Instalada en el edificio Pina Contemporânea, la exposición, presente hasta el 12 de abril, presenta alrededor de 200 piezas entre aderezos, proyectos de escenografía y decoración, y documentación histórica en fotografía y vídeo, junto a encargos inéditos de los artistas Adonai, Ana Lira y Ray Vianna. Más que celebrar el carnaval como espectáculo, la muestra lo revela como una compleja cadena productiva que comienza mucho antes de que suenen los tambores y pone en evidencia el trabajo, a menudo precario e invisible, de quienes lo hacen posible.
Organizada en cuatro núcleos —Fantasia, Trabajo, Poder y Ciudad—, Trabajo de Carnaval despliega un recorrido que entrelaza imaginación, oficio, territorio y política. El núcleo Fantasia explora el acto de disfrazarse y la potencia creativa del carnaval, con bocetos y proyectos como los estudios de J. Cunha para Salvador y de Joana Lira para las decoraciones urbanas de Recife.

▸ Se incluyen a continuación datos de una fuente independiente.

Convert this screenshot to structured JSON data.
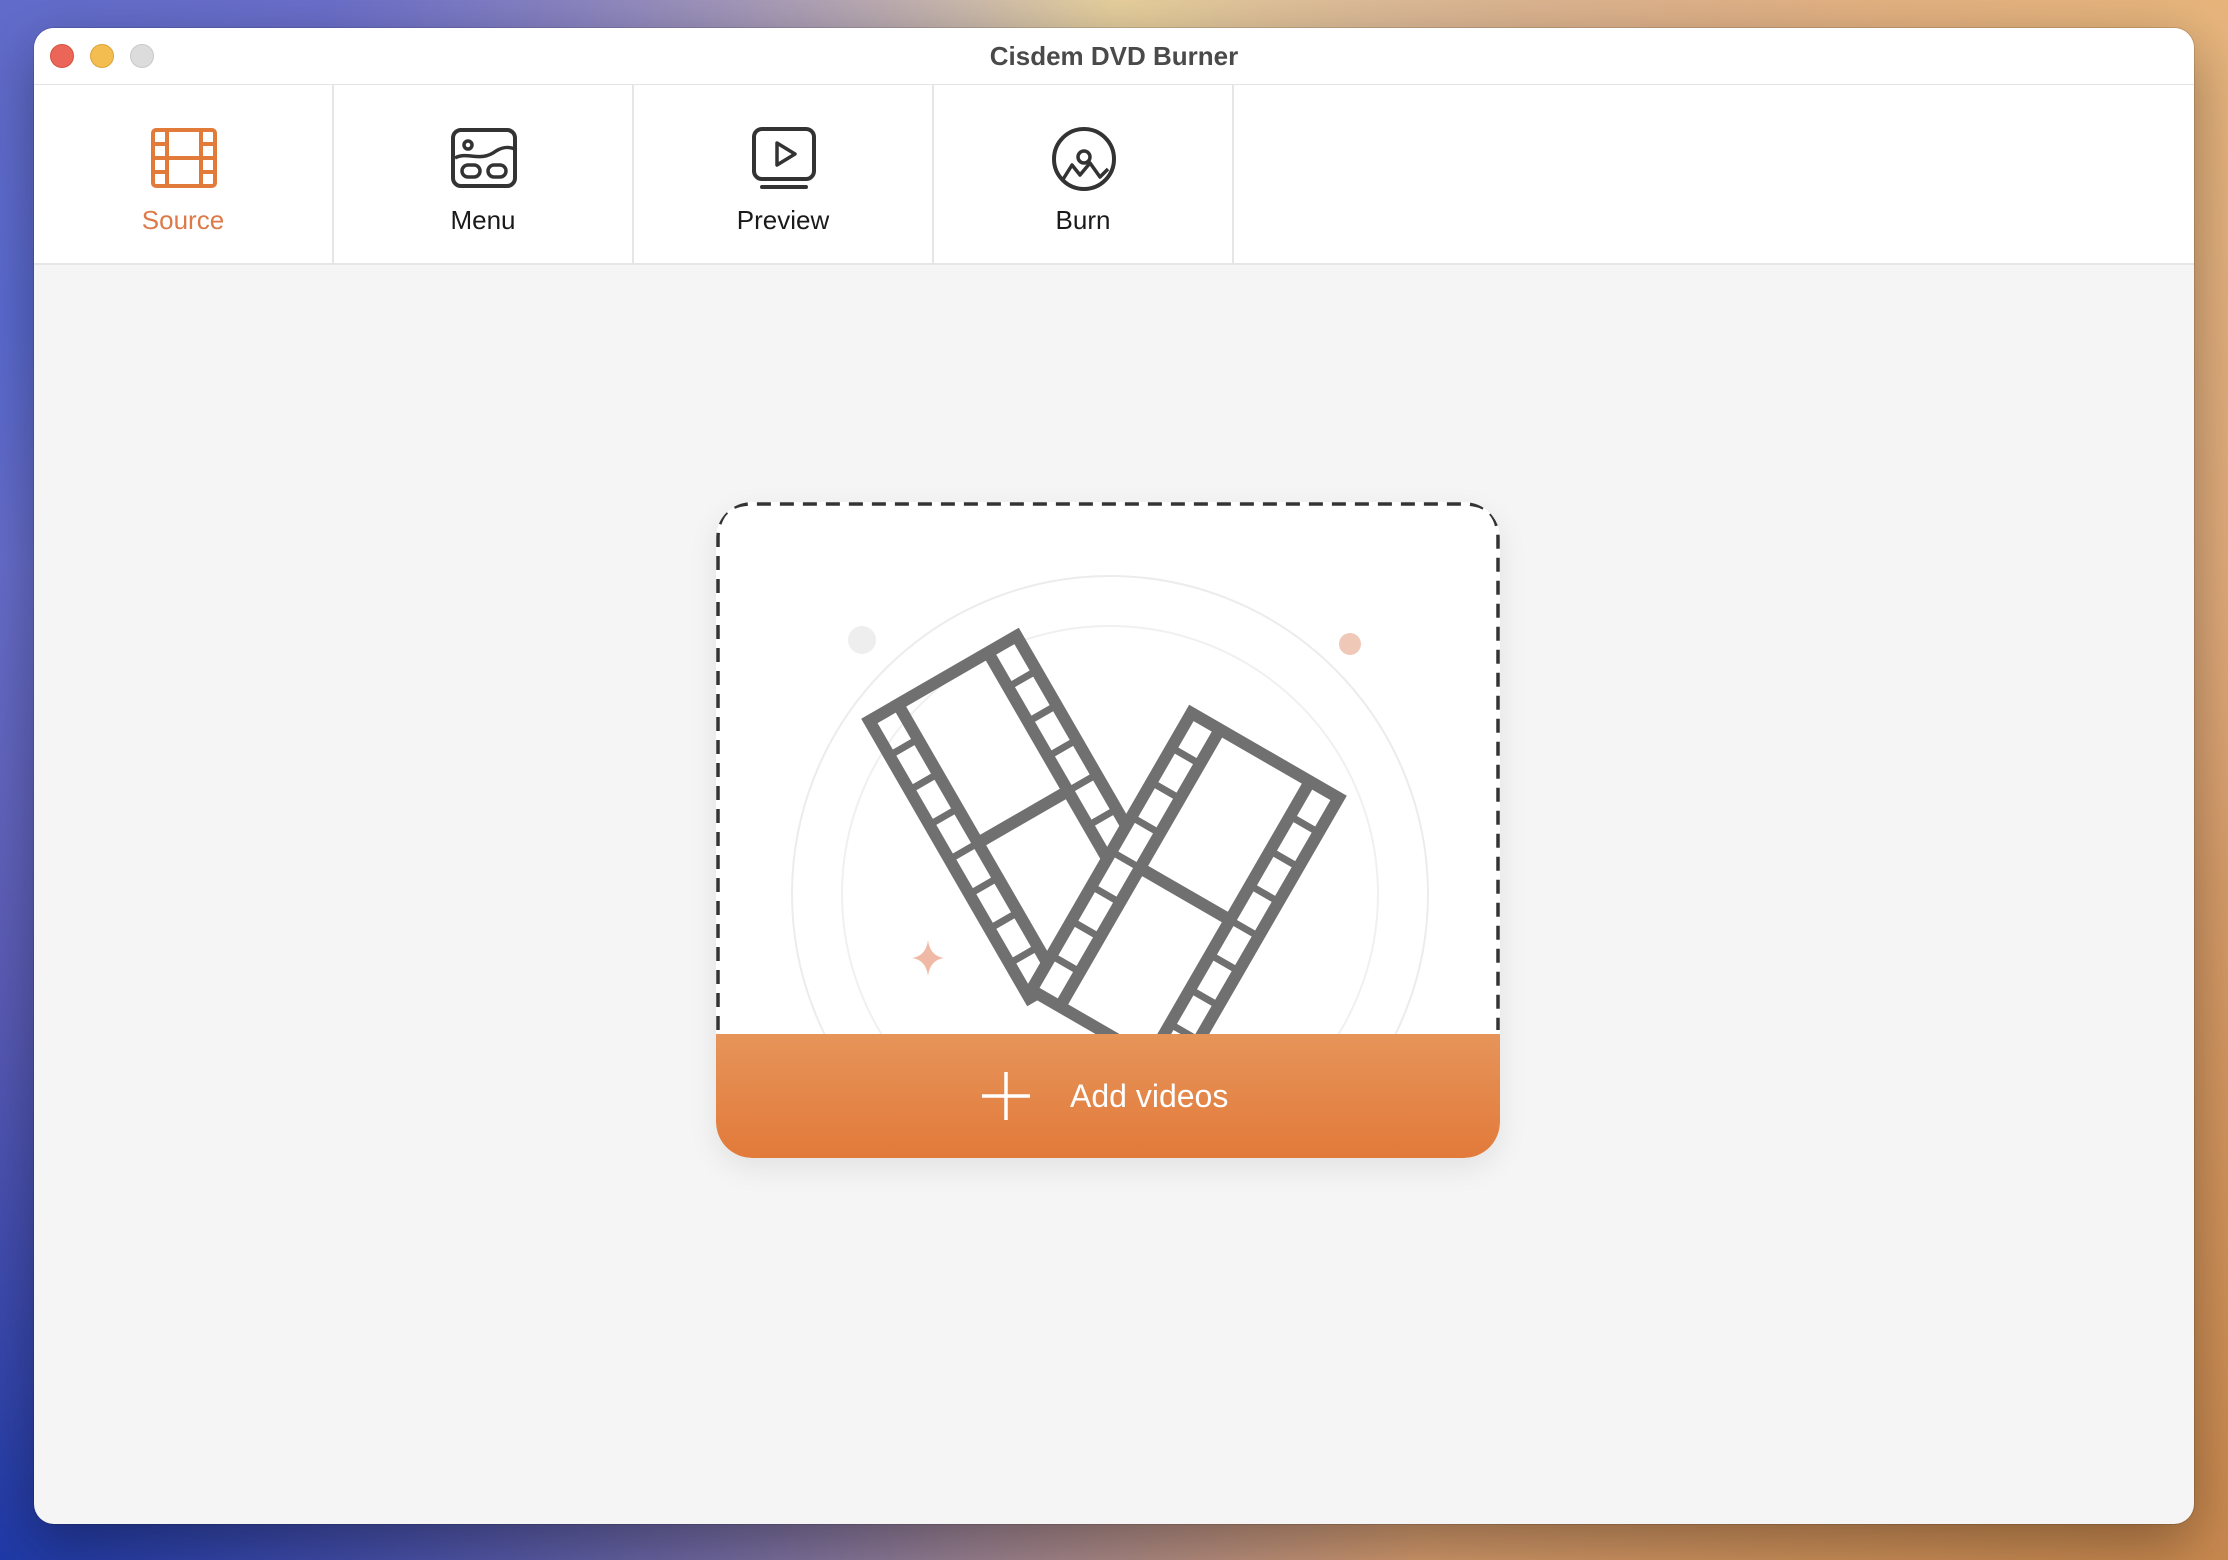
{
  "window": {
    "title": "Cisdem DVD Burner"
  },
  "toolbar": {
    "tabs": [
      {
        "label": "Source",
        "icon": "film-strip-icon",
        "active": true
      },
      {
        "label": "Menu",
        "icon": "menu-template-icon",
        "active": false
      },
      {
        "label": "Preview",
        "icon": "play-monitor-icon",
        "active": false
      },
      {
        "label": "Burn",
        "icon": "disc-burn-icon",
        "active": false
      }
    ]
  },
  "dropzone": {
    "illustration": "film-strips-icon",
    "add_label": "Add videos"
  },
  "colors": {
    "accent": "#e27a3a",
    "accent_text": "#dc7a4a",
    "icon_gray": "#707070",
    "window_bg": "#f5f5f5"
  }
}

En Trabajo, las obras abordan las condiciones laborales y la representación de los trabajadores de la fiesta, poniendo rostro y voz a quienes sostienen el carnaval desde el anonimato. Ciudad se centra en la relación entre carnaval y espacio urbano o rural, con imágenes de bloques, cordones y afoxés, como las fotografías de Diego Nigro en el Galo da Madrugada (2025). Finalmente, Poder celebra la inversión simbólica de jerarquías: trabajadores de los cañaverales convertidos en reyes y reinas del maracatú en Pernambuco, y mujeres negras y grupos periféricos que asumen el protagonismo como Diosas de Ébano, Reyes Momos y Reinas del Carnaval en Bahía.
Así, la exposición traza un retrato poético y político del carnaval como un territorio donde la imaginación, el trabajo y la identidad se entrelazan para reinventar, cada año, la vida cotidiana.